Keli: Nothing to be sorry for. I'd rather know than not know. But now that I know, I can let ignorance be bliss and simply not go check out the numbers. The bottom line for me is that I'm not going to change what I write because of how someone rates it.

My summary is "One Jewish woman's struggles and successes dealing with life, G-d, and depression", not "One Jewish woman's rantings about things she knows not nearly enough about while trying to avoid talking about life, G-d, and depression".

:)

Keli Ata said...

My thoughts exactly :) :)

In fact, I started my own blog at the suggestion of a rabbi because I was pretty stiffled in what I was permitted and not permitted to write at work. So first and foremost my blog will always be an outlet of expression, and it writing helps me to sort things out.

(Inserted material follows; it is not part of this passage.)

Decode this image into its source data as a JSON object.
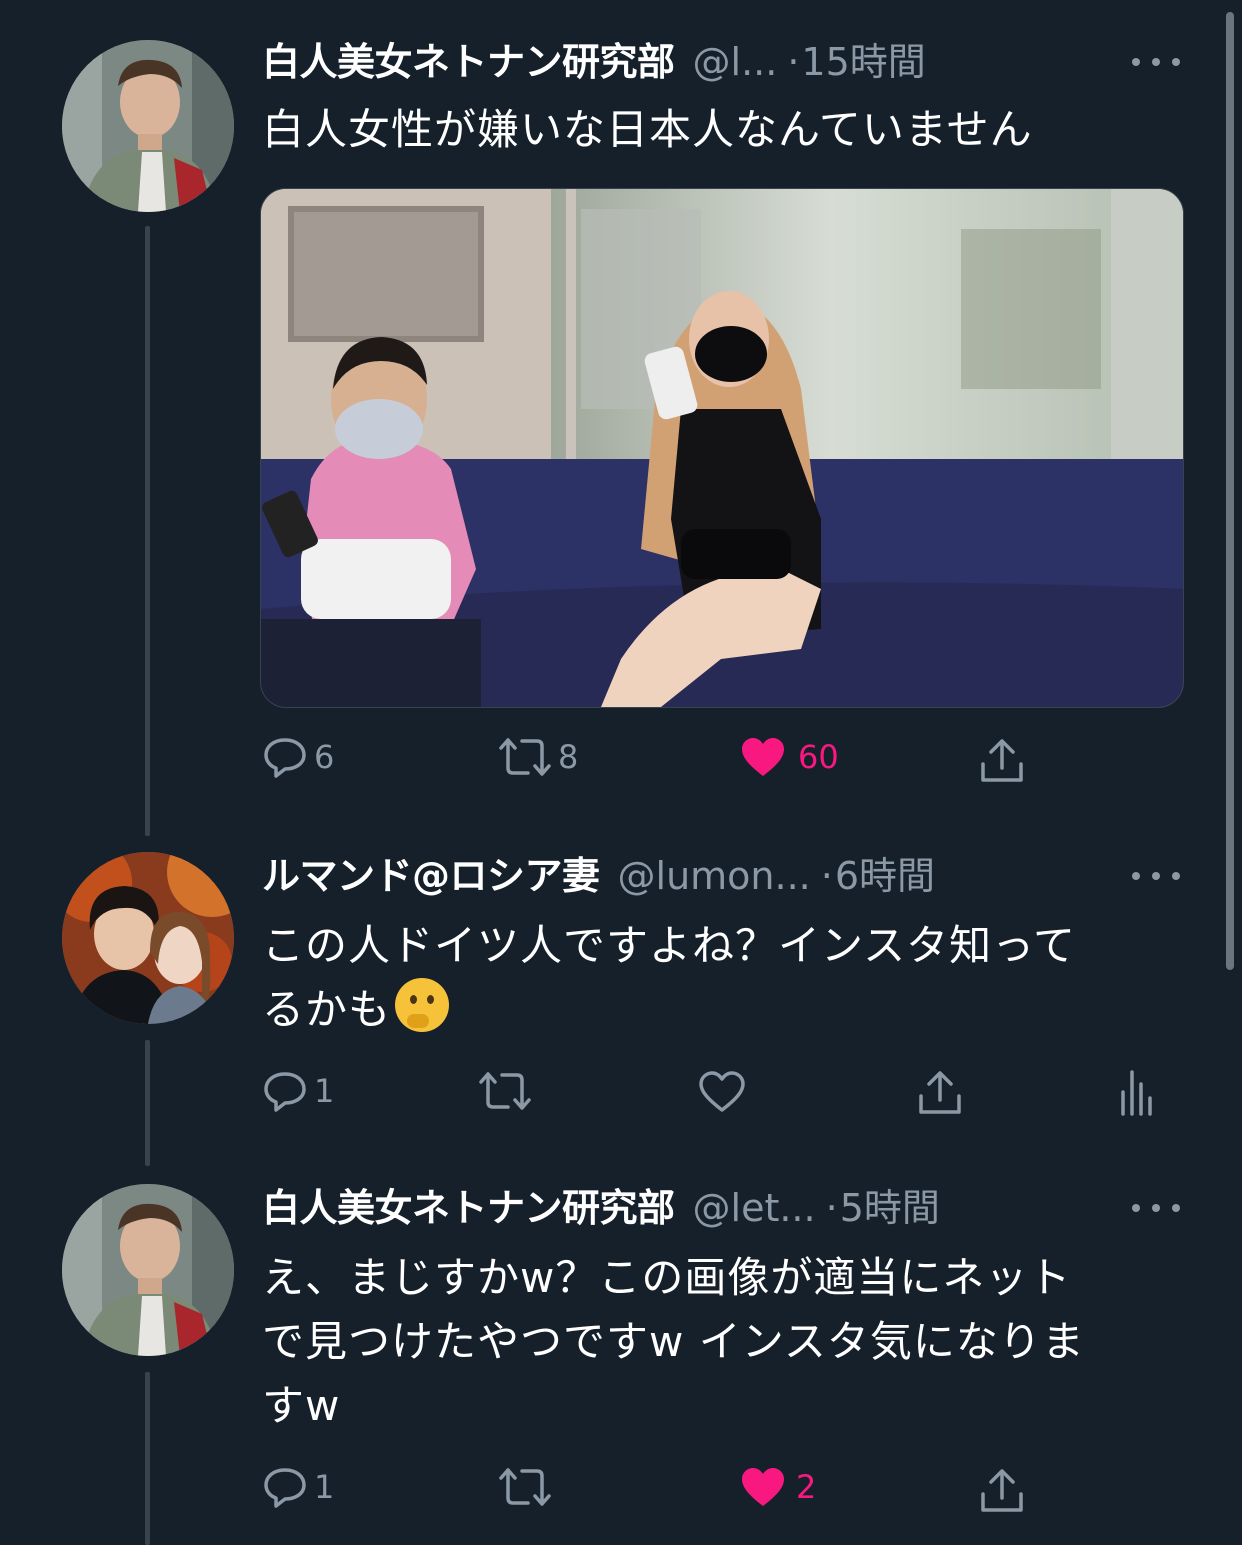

If it's interesting or entertaining or thought provoking once in a while, great, but mainly I need to express myself. Ratings aren't a part of the equation.

mother in israel said...

Rivka, that service rates posts when they first come up. I used to consistently get a 4 or 5. No one else would ever vote for me if I didn't add my own rating. Occasionally I got a lower initial rating if the post was very short. For the last few months or longer, no matter what I post, I never, ever, get higher than a 2 for the initial rating. It would be nice for me to think the 4 meant something and the 2 didn't, but that would be foolish. Anyway, all those fours got me into the top 50, but I won't be there for long, and giving myself a 5 doesn't make a bit of difference since no one else votes for me anymore at all. Well, maybe it will help a bit, but I don't bother anymore.